Superintendent Warren Drake and his staff were still working Wednesday on a final list of proposed school construction projects to present Thursday to the East Baton Rouge Parish School Board.

The board is scheduled to consider the project list for the April 28 special election, when voters will be asked to renew a 1-cent sales tax devoted to education.

The board meeting is scheduled to start at 5 p.m. Thursday at the School Board Office, 1050 S. Foster Drive. 

On Saturday, during a full-day retreat at Southern University, Drake presented 22 “Recommended Named Projects” the school system is looking to build between 2019 and 2029. Board members raised a number of concerns about the list. In particular, board members from south Baton Rouge want to see ground broken more quickly on new schools in their area. Drake pledged to revise the list based upon the feedback he was hearing.

As of close of business Wednesday, no new list of projects had been posted online for Thursday’s meeting.

“It’s still being tweaked,” explained board member Dawn Collins.

She said the board has received at least one new draft of proposed changes since Saturday. She expects to see a final list Thursday sometime before the meeting starts.

If renewed, the 1-cent sales tax would raise an estimated $937 million over the course of a decade.

The penny tax, first approved in 1998, is divided into three parts and voters will be asked to vote on each separately.

The biggest chunk, 51 percent, goes to school construction. It's raising an estimated $477 million. The bulk of that is going for new construction but some of it is being set aside to purchase technology and to improve air-conditioning and heating systems.

Forty-one percent supports employee salaries and benefits, raising an estimated $384 million. And, finally, 8 percent is set aside to fund student discipline centers as well as alternative education and reducing truancy, raising an estimated $75 million.

The construction list has gone through multiple revisions since the school system began last year trying to figure out its future plans.

First, CSRS/Tillage Construction, the private partnership which oversees most public school construction in Baton Rouge, assessed the condition of school facilities.

Then the superintendent convened an in-house committee in the summer to refine the list of projects. Principals made suggestions first. Then the public chimed in at six community forums held in the fall and another four over the past three weeks. More people filled out online surveys. A total of 3,135 people made suggestions either online or in person.

The nine members of the School Board will get their say Thursday. And on April 28, East Baton Rouge Parish voters — excluding those in Baker, Central and Zachary — will have the final say.

The construction list handed out Saturday was the fifth released publicly. The 22 projects on the list collectively cost about $362 million.

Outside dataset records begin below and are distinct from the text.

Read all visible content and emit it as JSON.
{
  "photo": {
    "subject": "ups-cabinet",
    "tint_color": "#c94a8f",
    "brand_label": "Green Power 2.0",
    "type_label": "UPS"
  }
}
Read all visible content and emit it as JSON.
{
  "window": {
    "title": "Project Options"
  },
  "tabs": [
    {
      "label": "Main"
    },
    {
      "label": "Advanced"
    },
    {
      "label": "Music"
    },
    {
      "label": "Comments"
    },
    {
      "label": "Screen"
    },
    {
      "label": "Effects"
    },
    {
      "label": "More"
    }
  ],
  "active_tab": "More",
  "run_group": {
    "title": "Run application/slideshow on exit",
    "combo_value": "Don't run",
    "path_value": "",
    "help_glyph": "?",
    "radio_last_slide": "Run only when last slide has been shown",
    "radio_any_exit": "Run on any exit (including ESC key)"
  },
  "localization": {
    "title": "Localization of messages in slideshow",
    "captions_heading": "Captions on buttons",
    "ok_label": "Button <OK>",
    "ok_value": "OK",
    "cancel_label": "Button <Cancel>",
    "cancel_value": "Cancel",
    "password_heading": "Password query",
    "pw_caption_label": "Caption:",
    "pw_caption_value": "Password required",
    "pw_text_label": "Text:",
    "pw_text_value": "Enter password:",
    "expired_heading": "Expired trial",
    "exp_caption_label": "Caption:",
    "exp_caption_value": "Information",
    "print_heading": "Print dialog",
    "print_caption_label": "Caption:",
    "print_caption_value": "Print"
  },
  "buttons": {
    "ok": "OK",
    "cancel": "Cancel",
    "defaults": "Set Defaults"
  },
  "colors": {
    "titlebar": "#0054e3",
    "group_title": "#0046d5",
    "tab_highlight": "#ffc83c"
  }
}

Here are some highlights from that list:

  • New schools in south Baton Rouge spanning grades kindergarten to 12. They would cost $80 million, about $55 million less than when these projects were first proposed months ago. Drake said that money would build two or new three schools. Ten million dollars would go toward buying land in that fast-growing but school-scarce area. Several board members questioned the plan to start construction in 2026, suggesting an earlier start date.
  • Major renovations to McKinley High as well as the addition of a seventh-to-ninth-grade school on the campus. Estimated cost is $35 million. School supporters have pressed for a more expensive rebuilding of the historic high school.
  • Demolition and rebuilding of four schools: Baton Rouge Center for the Visual & Performing Arts, Glasgow Middle, Mayfair Lab and Westdale Heights Academic Magnet. Those would cost between $25 million and $30 million apiece.
  • Demolition and rebuilding of Brownfields and University Terrace elementary schools. Those schools would be rebuilt big enough to take in nearby White Hills and Buchanan elementaries, which would close. The projects would cost an estimated $25 million apiece.
  • Major renovations of both Broadmoor High and Middle schools, costing $25 million and $15 million apiece, respectively. Broadmoor Middle would close and the popular Baton Rouge Foreign Language Academic Immersion Magnet, or BR FLAIM, would take over.

Several board members urged Drake to rethink the BR FLAIM move for a variety of reasons. BR FLAIM parents lobbied heavily to have a home big enough to house middle school students as well as its current elementary students.